Born in Texas, Dean Starr received his B.A. degree from George Washington University in 1968 and his M.A. from Brown University in 1969. He earned his J.D. in 1973 from the Duke Law School, where he was Note and Comment Editor of the Duke Law Journal and graduated Order of the Coif. He served as a law clerk to the Hon. David W. Dyer, Judge of the U.S. Court of Appeals for the Fifth Circuit, and then as a Supreme Court law clerk for Chief Justice Warren E. Burger. He joined the Los Angeles-based law firm of Gibson, Dunn & Crutcher, working out of the Washington, D.C., office, and subsequently served as counselor and chief of staff to U.S. Attorney General William French Smith. He received bipartisan praise for his work on behalf of the U.S. Senate Ethics Committee in a case involving the diaries of former Oregon Senator Bob Packwood.

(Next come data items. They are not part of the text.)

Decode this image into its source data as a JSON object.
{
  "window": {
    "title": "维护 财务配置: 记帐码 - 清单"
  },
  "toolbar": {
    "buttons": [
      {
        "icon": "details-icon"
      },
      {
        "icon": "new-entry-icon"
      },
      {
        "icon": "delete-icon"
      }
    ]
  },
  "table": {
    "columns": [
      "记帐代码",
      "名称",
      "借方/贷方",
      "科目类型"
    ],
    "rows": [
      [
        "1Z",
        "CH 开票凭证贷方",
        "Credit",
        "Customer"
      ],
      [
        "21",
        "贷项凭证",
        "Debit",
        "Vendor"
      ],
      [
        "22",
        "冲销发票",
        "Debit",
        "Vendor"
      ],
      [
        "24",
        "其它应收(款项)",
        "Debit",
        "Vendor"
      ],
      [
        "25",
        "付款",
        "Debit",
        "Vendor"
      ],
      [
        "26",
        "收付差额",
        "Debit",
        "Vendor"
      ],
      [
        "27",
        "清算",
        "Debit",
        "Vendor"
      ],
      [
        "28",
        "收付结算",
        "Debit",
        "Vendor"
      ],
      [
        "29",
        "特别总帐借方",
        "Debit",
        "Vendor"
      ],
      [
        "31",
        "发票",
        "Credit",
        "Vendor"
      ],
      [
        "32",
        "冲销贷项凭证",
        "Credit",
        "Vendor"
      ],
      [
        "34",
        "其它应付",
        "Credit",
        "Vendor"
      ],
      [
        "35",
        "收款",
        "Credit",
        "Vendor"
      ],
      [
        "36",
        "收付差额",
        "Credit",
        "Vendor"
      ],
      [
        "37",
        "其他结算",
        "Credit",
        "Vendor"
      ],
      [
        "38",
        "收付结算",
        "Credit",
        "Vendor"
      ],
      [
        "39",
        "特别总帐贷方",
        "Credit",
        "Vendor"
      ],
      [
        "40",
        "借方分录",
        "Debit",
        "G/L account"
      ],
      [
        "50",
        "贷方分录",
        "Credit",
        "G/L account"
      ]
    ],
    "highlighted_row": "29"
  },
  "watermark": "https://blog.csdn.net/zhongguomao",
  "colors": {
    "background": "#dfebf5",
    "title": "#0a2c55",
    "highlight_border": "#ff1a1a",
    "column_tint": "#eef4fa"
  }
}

From 1983 to 1989, Dean Starr served by appointment of President Ronald Reagan on the U.S. Court of Appeals for the D.C. Circuit. From 1989 to 1993, he served by appointment of President George H. W. Bush as Solicitor General of the United States, personally arguing 25 cases before the Supreme Court on constitutional and regulatory issues of commercial importance. (During this time his staff included John G. Roberts, Jr., now Chief Justice of the United States, and Richard H. Seamon, now Professor and Associate Dean at the University of Idaho College of Law.)

In 1994 Judge Starr was appointed by a three-judge federal court panel to serve as Independent Counsel for the Whitewater land transactions case. The appointment eventually was broadened at the request of then-Attorney General Janet Reno to embrace five investigations including allegations of obstruction of justice. Pursuant to the Independent Counsel statute, Dean Starr filed a “referral” of evidence gathered in the obstruction of justice matters. Upon this evidence President Bill Clinton was impeached by the U.S. House of Representatives but acquitted by the Senate. When Dean Starr stepped down as Independent Counsel in 1999, he lamented the “intense politicization” of the cases.

Dean Starr has been a volunteer inner-city teacher and has assisted disadvantaged students with summer internships, after-school programs, and financial help for attending college. He is active in the American Law Institute, the Supreme Court Historical Society, and the American Inns of Court. Writing about public service and the legal profession, Judge Starr has urged lawyers to follow four key principles: (1) integrity; (2) human dignity of all persons, which encompasses civility; (3) excellence; and (4) compassion, including pro bono work.